Au et al. (2018) reported 6 new patients with AUKS and reviewed the clinical features of the previously reported 6 patients. Prenatal presentation was notable; 5 patients had increased nuchal translucency and 5 patients had hydronephrosis. Shared facial features included long palpebral fissures, shallow orbits, ptosis, broad nasal bridge, hypoplastic alae nasi, and a downturned mouth. Missing teeth were seen in 2 patients and malocclusion in at least 3. Craniosynostosis affecting the sagittal suture and/or metopic ridging was seen in one-third of patients, with involvement of the lambdoid suture in only 1 patient. A long face and mildly coarse facial features were also seen. Variable ear anomalies were present in many patients, and both sensorineural and conductive hearing loss were reported. Vision abnormalities were variable, with optic nerve abnormalities seen in at least 3 patients. Congenital heart defects were reported in 10 of 12 patients, with ventricular septal defects being the most common. Genitourinary anomalies were also common. Gastrointestinal malformations were rarely described, but motility issues (e.g., constipation) was common. All patients had global developmental delay, and older patients had moderate to severe intellectual disability. High pain tolerance was reported in at least 4 patients. Brain MRI findings were variable, with hypoplasia or agenesis of the corpus callosum being the most common. Skeletal findings, in particular vertebral anomalies, were common.

Molecular Genetics

In 2 unrelated boys with Au-Kline syndrome, Au et al. (2015) identified 2 different de novo heterozygous putative loss-of-function mutations in the HNRNPK gene (600712.0001 and 600712.0002). The mutations were found by exome sequencing. Functional studies of the variants were not performed.

Using trio-based whole-exome sequencing, Lange et al. (2016) identified a de novo heterozygous 2-bp insertion (c.931_932insTT; 600712.0003) in exon 11 of the HNRNPK gene in a boy with a phenotype consistent with AUKS. The variant was confirmed by Sanger sequencing.

By exome sequencing, Miyake et al. (2017) identified a de novo heterozygous missense mutation in the HNRNPK gene (L155P; 600712.0005) in a Japanese boy with AUKS. The variant was confirmed by Sanger sequencing and was not present in the ExAC, Exome Variant Server, or Human Genetic Variation databases or in an in-house database of 575 exomes.

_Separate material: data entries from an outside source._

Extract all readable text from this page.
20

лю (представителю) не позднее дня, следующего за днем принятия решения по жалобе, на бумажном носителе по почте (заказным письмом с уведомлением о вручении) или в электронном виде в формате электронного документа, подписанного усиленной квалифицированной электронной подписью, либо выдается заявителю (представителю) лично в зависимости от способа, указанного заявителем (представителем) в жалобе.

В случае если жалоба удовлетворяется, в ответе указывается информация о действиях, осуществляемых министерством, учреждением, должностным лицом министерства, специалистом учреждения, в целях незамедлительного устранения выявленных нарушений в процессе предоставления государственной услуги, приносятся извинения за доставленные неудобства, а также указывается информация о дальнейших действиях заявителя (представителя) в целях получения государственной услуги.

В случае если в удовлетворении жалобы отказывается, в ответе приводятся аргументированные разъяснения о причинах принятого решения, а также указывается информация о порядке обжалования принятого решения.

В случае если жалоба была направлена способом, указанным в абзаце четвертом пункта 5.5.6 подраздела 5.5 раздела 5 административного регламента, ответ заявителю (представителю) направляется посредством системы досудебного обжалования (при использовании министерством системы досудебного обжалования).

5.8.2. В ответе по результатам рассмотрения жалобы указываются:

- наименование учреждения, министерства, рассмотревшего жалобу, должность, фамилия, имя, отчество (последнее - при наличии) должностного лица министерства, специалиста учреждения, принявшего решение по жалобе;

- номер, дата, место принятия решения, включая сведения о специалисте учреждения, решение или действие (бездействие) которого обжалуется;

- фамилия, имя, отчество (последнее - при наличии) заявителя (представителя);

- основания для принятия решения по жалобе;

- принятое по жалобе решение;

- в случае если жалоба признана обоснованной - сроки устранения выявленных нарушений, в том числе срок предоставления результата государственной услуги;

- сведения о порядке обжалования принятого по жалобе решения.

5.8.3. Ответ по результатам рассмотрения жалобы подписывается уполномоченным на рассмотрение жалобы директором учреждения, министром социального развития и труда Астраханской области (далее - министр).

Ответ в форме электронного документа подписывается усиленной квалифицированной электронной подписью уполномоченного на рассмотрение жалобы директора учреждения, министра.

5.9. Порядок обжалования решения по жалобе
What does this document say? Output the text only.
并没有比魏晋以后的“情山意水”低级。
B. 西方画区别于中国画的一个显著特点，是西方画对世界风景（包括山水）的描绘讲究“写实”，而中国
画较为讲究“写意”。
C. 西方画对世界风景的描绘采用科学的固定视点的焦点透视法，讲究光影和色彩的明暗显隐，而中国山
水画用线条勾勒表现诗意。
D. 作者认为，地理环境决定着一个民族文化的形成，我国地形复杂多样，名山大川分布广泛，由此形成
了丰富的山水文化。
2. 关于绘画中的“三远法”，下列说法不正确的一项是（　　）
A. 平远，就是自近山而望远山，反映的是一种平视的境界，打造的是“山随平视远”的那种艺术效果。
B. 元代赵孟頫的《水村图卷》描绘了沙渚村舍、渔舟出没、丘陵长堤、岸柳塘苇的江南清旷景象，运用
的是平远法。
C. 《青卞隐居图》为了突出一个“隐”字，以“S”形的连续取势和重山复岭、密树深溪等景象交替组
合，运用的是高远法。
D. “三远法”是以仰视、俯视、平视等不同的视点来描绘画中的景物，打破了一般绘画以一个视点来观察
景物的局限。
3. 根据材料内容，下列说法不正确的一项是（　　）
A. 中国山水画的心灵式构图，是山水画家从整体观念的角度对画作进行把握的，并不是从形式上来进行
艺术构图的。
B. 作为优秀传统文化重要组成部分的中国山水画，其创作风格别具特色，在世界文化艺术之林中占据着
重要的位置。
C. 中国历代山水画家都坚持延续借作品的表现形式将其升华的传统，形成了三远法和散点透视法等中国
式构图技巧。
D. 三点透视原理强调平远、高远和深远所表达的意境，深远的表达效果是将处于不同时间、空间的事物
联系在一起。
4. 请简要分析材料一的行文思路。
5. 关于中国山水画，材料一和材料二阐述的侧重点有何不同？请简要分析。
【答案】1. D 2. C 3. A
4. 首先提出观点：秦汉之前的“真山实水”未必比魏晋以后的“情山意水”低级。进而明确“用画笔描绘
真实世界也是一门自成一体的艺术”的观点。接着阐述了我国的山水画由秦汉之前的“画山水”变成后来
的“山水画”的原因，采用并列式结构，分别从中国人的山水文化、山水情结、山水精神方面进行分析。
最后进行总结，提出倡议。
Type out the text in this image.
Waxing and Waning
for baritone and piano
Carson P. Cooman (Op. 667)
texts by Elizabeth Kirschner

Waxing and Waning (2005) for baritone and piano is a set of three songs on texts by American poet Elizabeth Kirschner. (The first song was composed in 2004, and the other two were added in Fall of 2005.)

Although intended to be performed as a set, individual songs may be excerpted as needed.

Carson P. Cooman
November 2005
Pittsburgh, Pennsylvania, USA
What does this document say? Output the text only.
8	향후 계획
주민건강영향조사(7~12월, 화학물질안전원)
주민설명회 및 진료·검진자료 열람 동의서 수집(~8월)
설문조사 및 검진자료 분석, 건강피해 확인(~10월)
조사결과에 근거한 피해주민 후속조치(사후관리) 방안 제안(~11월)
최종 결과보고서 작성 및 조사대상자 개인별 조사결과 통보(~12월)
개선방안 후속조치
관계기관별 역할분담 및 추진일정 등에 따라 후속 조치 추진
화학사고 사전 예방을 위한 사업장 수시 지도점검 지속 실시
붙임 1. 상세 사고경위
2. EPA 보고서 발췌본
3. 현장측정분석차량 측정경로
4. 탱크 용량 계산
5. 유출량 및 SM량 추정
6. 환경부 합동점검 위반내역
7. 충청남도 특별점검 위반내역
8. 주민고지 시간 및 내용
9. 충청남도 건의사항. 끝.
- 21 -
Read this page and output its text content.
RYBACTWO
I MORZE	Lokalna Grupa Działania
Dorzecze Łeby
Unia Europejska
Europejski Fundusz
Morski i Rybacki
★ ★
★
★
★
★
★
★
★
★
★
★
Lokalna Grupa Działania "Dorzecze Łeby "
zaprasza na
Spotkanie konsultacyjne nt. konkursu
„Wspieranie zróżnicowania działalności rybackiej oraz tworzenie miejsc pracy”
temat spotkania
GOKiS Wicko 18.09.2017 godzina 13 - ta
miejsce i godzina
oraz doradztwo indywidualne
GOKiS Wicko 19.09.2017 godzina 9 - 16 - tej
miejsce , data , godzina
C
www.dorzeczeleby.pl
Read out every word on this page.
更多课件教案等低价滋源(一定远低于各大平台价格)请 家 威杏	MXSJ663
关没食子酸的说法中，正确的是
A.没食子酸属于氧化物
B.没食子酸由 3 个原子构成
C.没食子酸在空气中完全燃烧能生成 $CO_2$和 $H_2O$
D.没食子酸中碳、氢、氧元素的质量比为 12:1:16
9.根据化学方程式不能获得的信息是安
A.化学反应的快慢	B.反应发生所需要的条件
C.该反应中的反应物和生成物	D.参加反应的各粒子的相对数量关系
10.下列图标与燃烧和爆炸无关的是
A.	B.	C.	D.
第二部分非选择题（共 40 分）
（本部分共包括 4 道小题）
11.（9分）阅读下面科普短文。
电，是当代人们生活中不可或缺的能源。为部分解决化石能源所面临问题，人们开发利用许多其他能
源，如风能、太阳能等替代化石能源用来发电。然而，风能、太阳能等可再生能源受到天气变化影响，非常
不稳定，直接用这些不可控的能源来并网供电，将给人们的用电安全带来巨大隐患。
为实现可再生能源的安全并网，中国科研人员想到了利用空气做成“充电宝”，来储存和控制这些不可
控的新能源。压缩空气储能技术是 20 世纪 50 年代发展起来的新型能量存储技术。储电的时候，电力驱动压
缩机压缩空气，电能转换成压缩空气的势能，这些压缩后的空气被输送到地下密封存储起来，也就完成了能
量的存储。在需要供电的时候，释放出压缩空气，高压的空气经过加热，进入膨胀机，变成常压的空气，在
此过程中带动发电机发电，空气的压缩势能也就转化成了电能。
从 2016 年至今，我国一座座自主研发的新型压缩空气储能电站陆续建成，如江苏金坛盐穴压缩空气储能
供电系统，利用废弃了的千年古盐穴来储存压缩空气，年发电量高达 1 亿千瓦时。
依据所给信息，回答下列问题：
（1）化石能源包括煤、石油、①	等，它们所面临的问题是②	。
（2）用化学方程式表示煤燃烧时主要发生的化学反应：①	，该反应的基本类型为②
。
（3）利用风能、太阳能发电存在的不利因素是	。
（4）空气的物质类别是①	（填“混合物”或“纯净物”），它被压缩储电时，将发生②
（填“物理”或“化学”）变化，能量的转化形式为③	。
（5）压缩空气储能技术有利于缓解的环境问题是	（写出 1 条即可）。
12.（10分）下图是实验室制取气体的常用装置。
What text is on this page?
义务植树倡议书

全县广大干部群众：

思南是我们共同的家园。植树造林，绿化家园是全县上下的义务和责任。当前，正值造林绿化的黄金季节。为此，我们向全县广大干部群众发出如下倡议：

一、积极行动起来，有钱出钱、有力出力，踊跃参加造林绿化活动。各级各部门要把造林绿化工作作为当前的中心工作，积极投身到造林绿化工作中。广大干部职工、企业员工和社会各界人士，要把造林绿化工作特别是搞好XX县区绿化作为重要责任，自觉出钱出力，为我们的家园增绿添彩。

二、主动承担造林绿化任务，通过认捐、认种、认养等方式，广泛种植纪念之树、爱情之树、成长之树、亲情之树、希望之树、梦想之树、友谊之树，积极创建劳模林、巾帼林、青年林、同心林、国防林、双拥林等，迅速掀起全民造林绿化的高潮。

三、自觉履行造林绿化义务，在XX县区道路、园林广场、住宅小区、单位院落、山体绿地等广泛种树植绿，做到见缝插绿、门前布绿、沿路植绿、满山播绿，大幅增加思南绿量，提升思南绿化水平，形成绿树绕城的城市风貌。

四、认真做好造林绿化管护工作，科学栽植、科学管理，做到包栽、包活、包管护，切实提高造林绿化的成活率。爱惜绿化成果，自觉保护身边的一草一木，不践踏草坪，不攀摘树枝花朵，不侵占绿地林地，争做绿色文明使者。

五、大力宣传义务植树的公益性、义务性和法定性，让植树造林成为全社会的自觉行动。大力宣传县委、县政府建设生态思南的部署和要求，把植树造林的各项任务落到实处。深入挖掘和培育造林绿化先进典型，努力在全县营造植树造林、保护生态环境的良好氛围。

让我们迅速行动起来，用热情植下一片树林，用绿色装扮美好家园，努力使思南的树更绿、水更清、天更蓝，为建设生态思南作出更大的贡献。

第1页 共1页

Using whole-exome sequencing, Au et al. (2018) identified 5 patients with AUKS with de novo heterozygous loss-of-function variants in HNRNPK, including nonsense, frameshift, and canonical splice variants. In addition, they reported a girl (patient 10) with a de novo 264-kb microdeletion encompassing 9q21.32, which disrupts HNRNPK as well as 3 additional genes and a microRNA with no known human disease association. The common phenotype between the patients with HNRNPK truncating variants and the microdeletion supported haploinsufficiency of the HNRNPK gene as the pathogenic mechanism of AUKS.